Ce ne sera pas au président de déterminer la politique géorgienne, ce sera plutôt au gouvernement. Le nouveau gouvernement a donné comme priorité le règlement du conflit avec la Russie. Ce nouveau gouvernement a fait beaucoup de pas, beaucoup de concessions même unilatérales, mais n’a rien reçu en échange. Pour l’instant au contraire, à plusieurs reprises, on a vu la Russie reprendre l’offensive, notamment en construisant des murs, en décidant unilatéralement où passe la frontière internationale de la Géorgie.
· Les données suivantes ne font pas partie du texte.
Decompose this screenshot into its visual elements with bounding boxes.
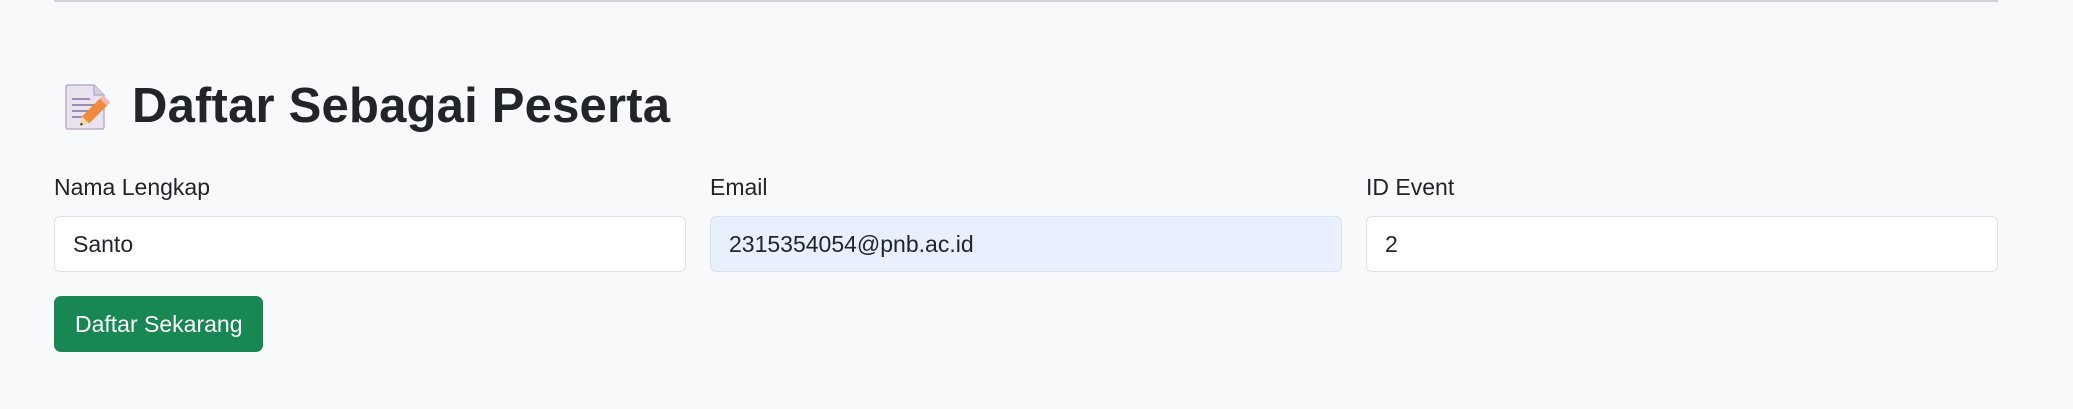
- form-heading: Daftar Sebagai Peserta: [62, 76, 670, 136]
- event-id-label: ID Event: [1366, 174, 1455, 200]
- full-name-label: Nama Lengkap: [54, 174, 210, 200]
- register-now-button[interactable]: Daftar Sekarang: [54, 296, 264, 352]
- section-divider: [54, 0, 1998, 2]
- full-name-input[interactable]: [54, 216, 686, 272]
- page-title: Daftar Sebagai Peserta: [132, 79, 671, 133]
- event-id-input[interactable]: [1366, 216, 1998, 272]
- memo-icon: [62, 81, 112, 131]
- registration-page: Daftar Sebagai Peserta Nama Lengkap Emai…: [0, 0, 2073, 409]
- email-input[interactable]: [710, 216, 1342, 272]
- event-id-field: ID Event: [1366, 172, 1998, 272]
- email-label: Email: [710, 174, 768, 200]
- email-field: Email: [710, 172, 1342, 272]
- full-name-field: Nama Lengkap: [54, 172, 686, 272]
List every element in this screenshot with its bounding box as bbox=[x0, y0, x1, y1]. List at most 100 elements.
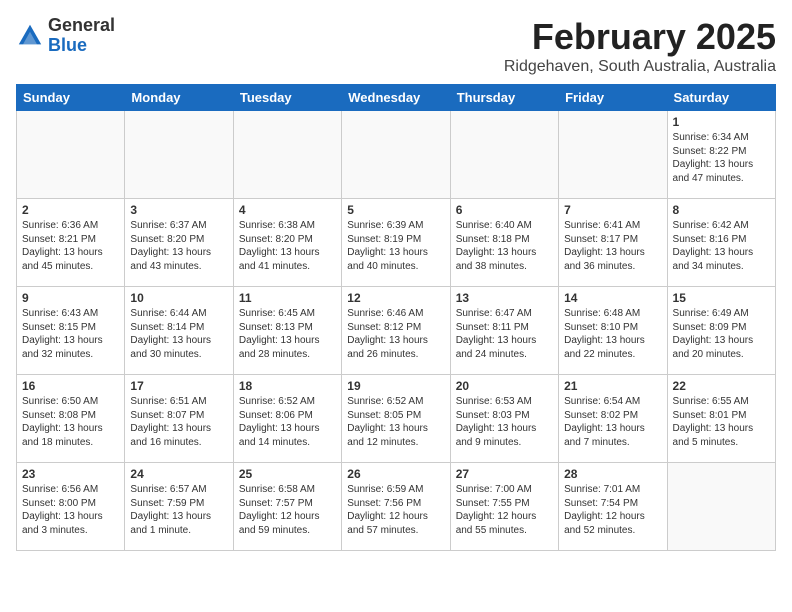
month-title: February 2025 bbox=[504, 16, 776, 58]
calendar-cell: 7 Sunrise: 6:41 AM Sunset: 8:17 PM Daylig… bbox=[559, 199, 667, 287]
day-number: 5 bbox=[347, 203, 444, 217]
logo: General Blue bbox=[16, 16, 115, 56]
day-number: 11 bbox=[239, 291, 336, 305]
calendar-cell: 26Sunrise: 6:59 AM Sunset: 7:56 PM Dayli… bbox=[342, 463, 450, 551]
day-info: Sunrise: 6:53 AM Sunset: 8:03 PM Dayligh… bbox=[456, 395, 553, 449]
day-number: 22 bbox=[673, 379, 770, 393]
title-block: February 2025 Ridgehaven, South Australi… bbox=[504, 16, 776, 76]
day-number: 7 bbox=[564, 203, 661, 217]
calendar-cell: 19 Sunrise: 6:52 AM Sunset: 8:05 PM Dayli… bbox=[342, 375, 450, 463]
day-number: 10 bbox=[130, 291, 227, 305]
week-row-3: 9Sunrise: 6:43 AM Sunset: 8:15 PM Daylig… bbox=[17, 287, 776, 375]
day-number: 25 bbox=[239, 467, 336, 481]
calendar-cell: 1Sunrise: 6:34 AM Sunset: 8:22 PM Daylig… bbox=[667, 111, 775, 199]
calendar-cell: 6Sunrise: 6:40 AM Sunset: 8:18 PM Daylig… bbox=[450, 199, 558, 287]
day-number: 13 bbox=[456, 291, 553, 305]
day-info: Sunrise: 6:50 AM Sunset: 8:08 PM Dayligh… bbox=[22, 395, 119, 449]
day-number: 2 bbox=[22, 203, 119, 217]
day-info: Sunrise: 6:38 AM Sunset: 8:20 PM Dayligh… bbox=[239, 219, 336, 273]
day-info: Sunrise: 6:37 AM Sunset: 8:20 PM Dayligh… bbox=[130, 219, 227, 273]
calendar-cell: 18 Sunrise: 6:52 AM Sunset: 8:06 PM Dayli… bbox=[233, 375, 341, 463]
page-header: General Blue February 2025 Ridgehaven, S… bbox=[16, 16, 776, 76]
day-number: 3 bbox=[130, 203, 227, 217]
calendar-cell: 24 Sunrise: 6:57 AM Sunset: 7:59 PM Dayli… bbox=[125, 463, 233, 551]
weekday-header-monday: Monday bbox=[125, 85, 233, 111]
day-info: Sunrise: 6:49 AM Sunset: 8:09 PM Dayligh… bbox=[673, 307, 770, 361]
day-info: Sunrise: 7:01 AM Sunset: 7:54 PM Dayligh… bbox=[564, 483, 661, 537]
day-info: Sunrise: 7:00 AM Sunset: 7:55 PM Dayligh… bbox=[456, 483, 553, 537]
logo-general: General bbox=[48, 15, 115, 35]
calendar-cell: 27 Sunrise: 7:00 AM Sunset: 7:55 PM Dayli… bbox=[450, 463, 558, 551]
day-number: 24 bbox=[130, 467, 227, 481]
calendar-cell: 25 Sunrise: 6:58 AM Sunset: 7:57 PM Dayli… bbox=[233, 463, 341, 551]
day-number: 23 bbox=[22, 467, 119, 481]
logo-text: General Blue bbox=[48, 16, 115, 56]
calendar-cell: 3 Sunrise: 6:37 AM Sunset: 8:20 PM Daylig… bbox=[125, 199, 233, 287]
day-info: Sunrise: 6:39 AM Sunset: 8:19 PM Dayligh… bbox=[347, 219, 444, 273]
calendar-cell: 12 Sunrise: 6:46 AM Sunset: 8:12 PM Dayli… bbox=[342, 287, 450, 375]
week-row-4: 16 Sunrise: 6:50 AM Sunset: 8:08 PM Dayli… bbox=[17, 375, 776, 463]
weekday-header-sunday: Sunday bbox=[17, 85, 125, 111]
weekday-header-thursday: Thursday bbox=[450, 85, 558, 111]
day-number: 20 bbox=[456, 379, 553, 393]
calendar-cell: 17Sunrise: 6:51 AM Sunset: 8:07 PM Dayli… bbox=[125, 375, 233, 463]
day-number: 16 bbox=[22, 379, 119, 393]
day-info: Sunrise: 6:48 AM Sunset: 8:10 PM Dayligh… bbox=[564, 307, 661, 361]
calendar-cell: 16 Sunrise: 6:50 AM Sunset: 8:08 PM Dayli… bbox=[17, 375, 125, 463]
location-subtitle: Ridgehaven, South Australia, Australia bbox=[504, 58, 776, 76]
day-number: 27 bbox=[456, 467, 553, 481]
calendar-cell: 10Sunrise: 6:44 AM Sunset: 8:14 PM Dayli… bbox=[125, 287, 233, 375]
day-info: Sunrise: 6:51 AM Sunset: 8:07 PM Dayligh… bbox=[130, 395, 227, 449]
week-row-5: 23Sunrise: 6:56 AM Sunset: 8:00 PM Dayli… bbox=[17, 463, 776, 551]
calendar-cell: 2 Sunrise: 6:36 AM Sunset: 8:21 PM Daylig… bbox=[17, 199, 125, 287]
day-info: Sunrise: 6:43 AM Sunset: 8:15 PM Dayligh… bbox=[22, 307, 119, 361]
week-row-1: 1Sunrise: 6:34 AM Sunset: 8:22 PM Daylig… bbox=[17, 111, 776, 199]
calendar-cell: 15 Sunrise: 6:49 AM Sunset: 8:09 PM Dayli… bbox=[667, 287, 775, 375]
day-info: Sunrise: 6:54 AM Sunset: 8:02 PM Dayligh… bbox=[564, 395, 661, 449]
day-info: Sunrise: 6:34 AM Sunset: 8:22 PM Dayligh… bbox=[673, 131, 770, 185]
day-info: Sunrise: 6:57 AM Sunset: 7:59 PM Dayligh… bbox=[130, 483, 227, 537]
calendar-cell bbox=[17, 111, 125, 199]
calendar-cell: 8 Sunrise: 6:42 AM Sunset: 8:16 PM Daylig… bbox=[667, 199, 775, 287]
logo-blue: Blue bbox=[48, 35, 87, 55]
calendar-cell bbox=[125, 111, 233, 199]
calendar-cell: 11 Sunrise: 6:45 AM Sunset: 8:13 PM Dayli… bbox=[233, 287, 341, 375]
calendar-cell: 23Sunrise: 6:56 AM Sunset: 8:00 PM Dayli… bbox=[17, 463, 125, 551]
calendar-table: SundayMondayTuesdayWednesdayThursdayFrid… bbox=[16, 84, 776, 551]
logo-icon bbox=[16, 22, 44, 50]
day-info: Sunrise: 6:58 AM Sunset: 7:57 PM Dayligh… bbox=[239, 483, 336, 537]
day-number: 6 bbox=[456, 203, 553, 217]
weekday-header-friday: Friday bbox=[559, 85, 667, 111]
day-info: Sunrise: 6:41 AM Sunset: 8:17 PM Dayligh… bbox=[564, 219, 661, 273]
weekday-header-wednesday: Wednesday bbox=[342, 85, 450, 111]
calendar-cell: 4Sunrise: 6:38 AM Sunset: 8:20 PM Daylig… bbox=[233, 199, 341, 287]
day-info: Sunrise: 6:46 AM Sunset: 8:12 PM Dayligh… bbox=[347, 307, 444, 361]
calendar-cell bbox=[667, 463, 775, 551]
day-number: 12 bbox=[347, 291, 444, 305]
day-info: Sunrise: 6:52 AM Sunset: 8:05 PM Dayligh… bbox=[347, 395, 444, 449]
day-number: 18 bbox=[239, 379, 336, 393]
calendar-cell: 9Sunrise: 6:43 AM Sunset: 8:15 PM Daylig… bbox=[17, 287, 125, 375]
day-number: 28 bbox=[564, 467, 661, 481]
calendar-cell: 20 Sunrise: 6:53 AM Sunset: 8:03 PM Dayli… bbox=[450, 375, 558, 463]
calendar-cell: 5 Sunrise: 6:39 AM Sunset: 8:19 PM Daylig… bbox=[342, 199, 450, 287]
day-info: Sunrise: 6:45 AM Sunset: 8:13 PM Dayligh… bbox=[239, 307, 336, 361]
day-info: Sunrise: 6:36 AM Sunset: 8:21 PM Dayligh… bbox=[22, 219, 119, 273]
day-number: 8 bbox=[673, 203, 770, 217]
weekday-header-row: SundayMondayTuesdayWednesdayThursdayFrid… bbox=[17, 85, 776, 111]
calendar-cell: 28 Sunrise: 7:01 AM Sunset: 7:54 PM Dayli… bbox=[559, 463, 667, 551]
day-number: 14 bbox=[564, 291, 661, 305]
day-number: 19 bbox=[347, 379, 444, 393]
day-info: Sunrise: 6:52 AM Sunset: 8:06 PM Dayligh… bbox=[239, 395, 336, 449]
calendar-cell bbox=[233, 111, 341, 199]
calendar-cell bbox=[450, 111, 558, 199]
week-row-2: 2 Sunrise: 6:36 AM Sunset: 8:21 PM Daylig… bbox=[17, 199, 776, 287]
day-number: 21 bbox=[564, 379, 661, 393]
day-number: 15 bbox=[673, 291, 770, 305]
weekday-header-tuesday: Tuesday bbox=[233, 85, 341, 111]
calendar-cell: 14 Sunrise: 6:48 AM Sunset: 8:10 PM Dayli… bbox=[559, 287, 667, 375]
calendar-cell: 21 Sunrise: 6:54 AM Sunset: 8:02 PM Dayli… bbox=[559, 375, 667, 463]
day-info: Sunrise: 6:55 AM Sunset: 8:01 PM Dayligh… bbox=[673, 395, 770, 449]
day-info: Sunrise: 6:42 AM Sunset: 8:16 PM Dayligh… bbox=[673, 219, 770, 273]
day-number: 26 bbox=[347, 467, 444, 481]
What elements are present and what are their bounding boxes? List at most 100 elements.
Il y a donc une déception forte que les concessions unilatérales n’ont pas abouti, n’ont pas provoqué de la part de la Russie des actions réciproques.

Cela montre encore une fois que ce n’est pas parce que la Géorgie fait des concessions que le régime que nous avons en face va faire de même, parce qu’ils considèrent qu’on ne fait pas de concessions à un petit pays qui se situe dans leur sphère d’influence, on ne discute pas d’égal à égal avec un pays comme la Géorgie. Ce sera donc extrêmement difficile pour le nouveau président ou le nouveau gouvernement de régler le conflit avec la Russie sans le rôle actif de la communauté internationale. C’est ce que le précédent gouvernement essayait : impliquer au maximum la communauté internationale dans ses négociations avec la Russie. Jusqu’à maintenant, la Géorgie a essayé de régler ce problème à deux, face-à-face avec la Russie. Mais on voit que ça ne marche pas. Je pense qu’il est temps de revenir à impliquer au maximum l’Union européenne, les Etats-Unis et les grands acteurs de la communauté internationale.